Nicotinamide adenine dinucleotide (NAD⁺) is an essential coenzyme required for diverse biological processes, rendering it indispensable for cellular function. NAD⁺ can be synthesized through the de novo pathway from tryptophan (TRP) and the salvage pathway from the three forms of vitamin B3, namely nicotinamide (NAM), nicotinic acid (NA) and nicotinamide riboside (NR). Accurately assessing the contributions of these pathways is critical for elucidating molecular mechanisms that govern NAD⁺-dependent processes, including aging and organismal health.

We employ the tiny nematode Caenorhabditis elegans to elucidate how the interplay between genes and nutrients affects health and aging both acutely and over the lifespan trajectories. It has been well acknowledged that various studies in C. elegans are significantly hindered by the metabolic activity of its food source, E. coli bacteria, despite a large body of research conducted under these conditions. To circumvent these interruptions from bacterial metabolism, we developed and utilized an axenic culture system to dissect the gene-nutrient interplays and their role in health and aging.

Using the axenic culture system, we have developed various nutrient-deficient models. Among these, we observed a distinct phenotype: despite sufficient amounts of de novo synthesis precursor TRP in the medium, vitamin B3 deprivation still led to severe NAD⁺ deficiency, resulting in developmental and reproductive defects in C. elegans. This phenomenon significantly differs from that in mammals, where NAD⁺ demand can be effectively met through either pathway. This suggested that the de novo NAD⁺ synthesis pathway in C. elegans might be inefficient or ineffective.

To explore this question further, we examined the effects of other intermediates of the de novo NAD⁺ synthesis pathway (kynurenine pathway). Our results demonstrated that only the final product of kynurenine pathway, quinolinic acid (QA), rescued the NAD⁺ deficiency. Initially, we hypothesized that other intermediates in the kynurenine pathway could not effectively convert to QA.

C. elegans lacks a homolog of the enzyme quinolinate phosphoribosyltransferase (QPRT), which converts QA to nicotinic acid mononucleotide (NAMN). However, in 2017, McReynolds et al. reported that C. elegans uridine monophosphate synthetase-1 (UMPS-1) can function as QPRT, converting QA to NAMN and subsequently synthesizing NAD⁺. Based on this mechanism, a umps-1 mutant would obstruct the conversion of QA to NAD⁺.

Further experiments demonstrated that umps-1 mutant exhibits severe developmental arrest in axenic culture. However, uridine, but not vitamin B3, effectively rescued the developmental arrest, indicating that umps-1 primarily functions in pyrimidine synthesis rather than de novo NAD⁺ synthesis.

Surprisingly, in the presence of uridine to ensure normal development, QA rescued NAD⁺ deficiency irrespective of the umps-1 defect. This led us to hypothesize the existence of an unknown, potentially novel de novo NAD⁺ synthesis pathway. However, our subsequent efforts to identify this pathway were unsuccessful over an extended period.

During multiple repetitions of experiments, we noticed an overlooked detail that the concentration of QA required to rescue NAD⁺ deficiency was much higher than that of vitamin B3, exceeding 1000 times. Given the chemical similarity between QA and NA, we considered whether contamination during synthesis could occur. Could the so-called 99% pure QA contain sufficient NA to rescue NAD⁺ deficiency?

We measured the NA levels in QA solutions and were surprised to find that NA was widely present in commercial QA reagents. This impurity was likely responsible for QA's ability to rescue NAD⁺ deficiency.
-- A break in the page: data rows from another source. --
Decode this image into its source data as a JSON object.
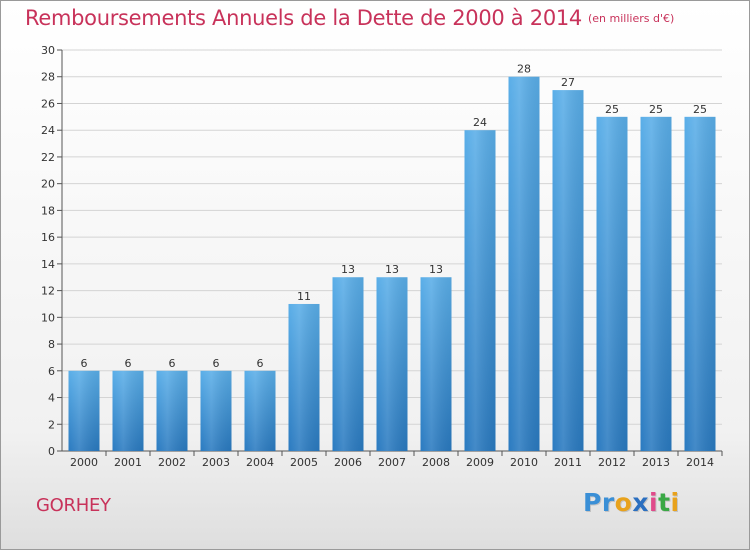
{
  "header": {
    "title": "Remboursements Annuels de la Dette de 2000 à 2014",
    "unit": "(en milliers d'€)"
  },
  "footer": {
    "commune": "GORHEY",
    "logo": [
      "P",
      "r",
      "o",
      "x",
      "i",
      "t",
      "i"
    ]
  },
  "colors": {
    "title": "#c8325a",
    "bar_top": "#5aaee8",
    "bar_bottom": "#2a7ac0",
    "grid": "#d4d4d4",
    "logo": [
      "#3a8fd6",
      "#3a8fd6",
      "#e8a21c",
      "#2b6fc0",
      "#e04a8a",
      "#3aa845",
      "#e8a21c"
    ]
  },
  "chart_data": {
    "type": "bar",
    "title": "Remboursements Annuels de la Dette de 2000 à 2014",
    "xlabel": "",
    "ylabel": "",
    "categories": [
      "2000",
      "2001",
      "2002",
      "2003",
      "2004",
      "2005",
      "2006",
      "2007",
      "2008",
      "2009",
      "2010",
      "2011",
      "2012",
      "2013",
      "2014"
    ],
    "values": [
      6,
      6,
      6,
      6,
      6,
      11,
      13,
      13,
      13,
      24,
      28,
      27,
      25,
      25,
      25
    ],
    "ylim": [
      0,
      30
    ],
    "yticks": [
      0,
      2,
      4,
      6,
      8,
      10,
      12,
      14,
      16,
      18,
      20,
      22,
      24,
      26,
      28,
      30
    ],
    "grid": true,
    "data_labels": true
  }
}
Purified QA significantly reduced the NA content. As expected, the purified QA no longer rescued NAD⁺ deficiency, confirming the absence of an effective de novo NAD⁺ synthesis mechanism in C. elegans.

We emphasize that de novo NAD⁺ synthesis is ineffective in C. elegans, a critical consideration for future related studies. Additionally, researchers should be mindful of the potential impact of impurities in reagents on experimental outcomes.